I due dosimetri attivi DOSTEL (DOSimetry TELescope) sono invece dei rilevatori al silicio (silicon detector telescopes). Questi sono stati installati in Columbus nel lontano 2012, e da allora forniscono quasi ininterrottamente dati agli scienziati a Terra.

Sulla destra (di colore arancione) un rilevatore DOSIS-3D sistemato nella Cupola. Credit: ESA/NASA via account Flickr di Matthias Maurer

Con la missione Cosmic Kiss di Matthias Maurer del 2021–2022, il progetto DOSIS-3D ha ampliato il suo raggio d’azione. Fino a questo momento gli 11 rilevatori passivi, affiancati da una coppia di rilevatori attivi capaci di registrare nel tempo la fluttuazione della dose di radiazione assorbita, erano distribuiti lungo le pareti del laboratorio europeo Columbus e attaccati in posizioni strategiche con del velcro. Recenti accordi di cooperazione scientifica con ESA hanno permesso l’estensione dello studio anche nei restanti moduli della Stazione di proprietà dei partner internazionali (NASA e Roskosmos). Nasce così DOSIS-3D MINI che porta in dote ulteriori 10 sensori oltre a quelli già presenti in Columbus, portando il totale a 21 pacchetti arancioni. Del nuovo set di rilevatori passivi, ben sei sono stati sistemati nei moduli del segmento statunitense/internazionale, i rimanenti quattro sono stati destinati al segmento russo.

Con la missione Minerva di Samantha Cristoforetti, si è invece tornati solo a Columbus, con i dosimetri passivi che sono arrivati a bordo insieme a Samantha e sono stati installati da Matthias Maurer poco prima del suo rientro, in concomitanza con la rimozione dei PDP che avrebbe poi portato con sé, nei primi giorni di maggio 2022. Compito di Samantha sarà di riportare a Terra i PDP relativi alla sua missione e, presumibilmente, anche di installare quelli nuovi che arriveranno a bordo con l’equipaggio successivo poco prima del suo rientro.
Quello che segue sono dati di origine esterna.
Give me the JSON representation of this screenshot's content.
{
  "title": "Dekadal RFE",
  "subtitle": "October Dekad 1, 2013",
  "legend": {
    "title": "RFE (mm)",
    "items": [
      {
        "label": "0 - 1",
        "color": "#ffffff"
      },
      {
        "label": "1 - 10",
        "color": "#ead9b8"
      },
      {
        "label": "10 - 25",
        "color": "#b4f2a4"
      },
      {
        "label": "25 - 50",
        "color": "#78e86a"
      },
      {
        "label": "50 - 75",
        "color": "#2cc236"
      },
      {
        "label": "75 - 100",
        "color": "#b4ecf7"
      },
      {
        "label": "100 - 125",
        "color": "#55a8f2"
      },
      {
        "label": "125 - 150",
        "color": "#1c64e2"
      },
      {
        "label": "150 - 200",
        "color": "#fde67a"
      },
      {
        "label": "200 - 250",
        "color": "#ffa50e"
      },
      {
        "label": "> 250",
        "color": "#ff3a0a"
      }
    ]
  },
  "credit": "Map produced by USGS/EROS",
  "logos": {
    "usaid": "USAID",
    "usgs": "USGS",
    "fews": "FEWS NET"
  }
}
In aggiunta, come ogni astronauta ESA prima di lei, Samantha è coinvolta in qualunque attività riguardo ai dosimetri attivi, come ad esempio supportare il team di terra con le investigazioni, in caso di anomalie.

Utilità pratica

L’importanza del loro impiego nel settore aerospaziale e scientifico è stata spiegata. Non va mai dimenticato che la ricerca nello spazio ha una ricaduta sulla nostra vita quotidiana, qui sulla Terra, in ambienti con condizioni altrettanto particolari. All’inizio della trattazione si è detto che la dose assorbita di radiazioni dipende da quanto si è vicini/lontani dalla sorgente. Gli aerei di linea e militari, i voli ad alta quota, gli abitanti delle catene montuose sono maggiormente esposti (seppur di poco) rispetto a chi si trova al livello del mare, così come chi vive o sorvola i poli, zone dove la magnetosfera è meno forte. Dispositivi derivati da DOSIS-3D potrebbero fornire un quadro dell’ambiente elettromagnetico che li circonda.

Tuttavia non serve necessariamente volare in alto per trovare un’altra applicazione perfetta per questi dispositivi. I centri di radiologia e le centrali nucleari, ad esempio, sono luoghi che potenzialmente possono nuocere a lungo andare alla salute dei dipendenti che vi prestano servizio per via dell’esposizione alle radiazioni. Qui essere in grado di digitalizzare una mappa tridimensionale del posto di lavoro è utile per circoscrivere le zone in base al loro livello di rischio. In tutto questo senza tralasciare la loro utilità in seguito a un incidente con fuga radioattiva.